Coming down to earth from those lofty clouds of conjecture, now: what does evolution tell those of us in the reality-based community about behaviour?

Nothing. Really, really nothing. Behaviour is cultural. People’s emotional responses to circumstances — and I’m not talking about basic nervous-system, fight-or-flight-inducing circumstances, but everyday happenings — are culturally driven. You can’t conclude a darn thing from them about evolution.

Of course you can get lots of media attention if you try to do so anyway, particularly if — as in this study — you conclude that there’s something wrong with women.

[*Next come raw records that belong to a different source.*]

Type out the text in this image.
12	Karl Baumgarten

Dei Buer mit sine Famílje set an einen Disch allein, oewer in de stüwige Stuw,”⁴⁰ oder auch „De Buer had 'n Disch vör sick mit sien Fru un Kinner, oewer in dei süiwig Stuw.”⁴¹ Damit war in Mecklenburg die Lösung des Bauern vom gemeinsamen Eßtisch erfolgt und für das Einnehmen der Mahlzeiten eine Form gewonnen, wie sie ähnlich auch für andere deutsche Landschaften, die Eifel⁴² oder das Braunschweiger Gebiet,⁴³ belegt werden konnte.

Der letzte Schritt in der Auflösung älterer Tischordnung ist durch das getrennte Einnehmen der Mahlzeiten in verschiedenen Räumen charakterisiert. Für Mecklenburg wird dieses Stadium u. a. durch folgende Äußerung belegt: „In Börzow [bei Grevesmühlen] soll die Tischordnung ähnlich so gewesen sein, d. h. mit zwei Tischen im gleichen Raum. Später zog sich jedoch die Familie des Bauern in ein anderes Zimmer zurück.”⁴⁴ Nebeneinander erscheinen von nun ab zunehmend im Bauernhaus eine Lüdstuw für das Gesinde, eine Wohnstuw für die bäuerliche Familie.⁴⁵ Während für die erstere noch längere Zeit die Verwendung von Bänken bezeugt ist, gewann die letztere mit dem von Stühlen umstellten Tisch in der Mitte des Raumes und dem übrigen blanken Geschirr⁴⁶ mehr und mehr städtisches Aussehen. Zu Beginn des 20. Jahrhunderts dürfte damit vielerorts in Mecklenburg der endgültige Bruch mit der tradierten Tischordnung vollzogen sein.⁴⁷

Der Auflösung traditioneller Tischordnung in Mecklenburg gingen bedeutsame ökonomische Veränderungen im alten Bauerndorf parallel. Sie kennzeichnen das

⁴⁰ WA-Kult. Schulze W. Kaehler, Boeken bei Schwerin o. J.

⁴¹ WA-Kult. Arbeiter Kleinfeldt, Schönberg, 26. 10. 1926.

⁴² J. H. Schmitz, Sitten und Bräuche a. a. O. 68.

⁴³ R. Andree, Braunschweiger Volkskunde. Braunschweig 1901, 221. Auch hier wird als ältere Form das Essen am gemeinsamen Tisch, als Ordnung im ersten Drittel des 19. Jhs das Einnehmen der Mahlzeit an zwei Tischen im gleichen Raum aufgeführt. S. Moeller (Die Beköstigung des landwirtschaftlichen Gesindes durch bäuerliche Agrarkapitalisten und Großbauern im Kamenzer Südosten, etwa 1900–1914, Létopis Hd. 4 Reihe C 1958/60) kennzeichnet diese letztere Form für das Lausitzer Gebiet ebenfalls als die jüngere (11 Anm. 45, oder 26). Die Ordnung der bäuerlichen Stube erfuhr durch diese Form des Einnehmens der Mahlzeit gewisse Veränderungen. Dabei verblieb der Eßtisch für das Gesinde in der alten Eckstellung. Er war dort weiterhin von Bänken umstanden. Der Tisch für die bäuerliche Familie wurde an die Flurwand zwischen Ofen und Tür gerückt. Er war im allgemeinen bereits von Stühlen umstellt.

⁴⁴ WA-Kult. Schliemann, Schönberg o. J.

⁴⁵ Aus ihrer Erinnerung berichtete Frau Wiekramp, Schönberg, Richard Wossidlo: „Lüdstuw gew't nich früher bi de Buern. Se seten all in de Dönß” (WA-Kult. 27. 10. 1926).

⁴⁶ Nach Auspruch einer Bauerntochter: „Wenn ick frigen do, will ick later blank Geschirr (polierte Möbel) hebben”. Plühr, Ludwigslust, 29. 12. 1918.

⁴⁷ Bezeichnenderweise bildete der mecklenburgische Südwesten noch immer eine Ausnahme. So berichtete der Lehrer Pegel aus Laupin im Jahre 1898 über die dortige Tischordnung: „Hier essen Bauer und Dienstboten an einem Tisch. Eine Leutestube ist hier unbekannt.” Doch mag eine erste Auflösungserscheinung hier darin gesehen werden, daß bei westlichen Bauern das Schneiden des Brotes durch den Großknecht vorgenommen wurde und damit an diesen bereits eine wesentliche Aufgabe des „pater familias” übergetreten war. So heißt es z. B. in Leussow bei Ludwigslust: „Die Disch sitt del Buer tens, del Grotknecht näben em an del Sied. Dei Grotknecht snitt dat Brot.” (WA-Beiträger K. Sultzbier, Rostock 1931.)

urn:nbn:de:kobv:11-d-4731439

Salon (Men: Score! Women: Whoops!) is so far the only media coverage of this I’ve seen that even mentions culture:

I’d sooner believe that this study illustrates the familiar stud-slut double standard. Even young women of the hookup generation — and I am one — aren’t immune to culturally commanded sexual shame; greater permissiveness toward one-night stands doesn’t necessarily make it easy for women to feel proud of their sexploits. On the same note, it’s no surprise women report less sexual satisfaction from their hookups: Plenty of women don’t exactly experience sexual shame as an aphrodisiac, and hookup culture doesn’t emphasize female pleasure so much as it does humping like bunny rabbits.

So: +1 points for Salon for addressing the culture aspect. A sharp slap with a wet noodle to Human Nature’s peer reviewers, who should not have published such a flawed study, and a big “boo, hiss” to all the science reporters who covered it without turning on their brains.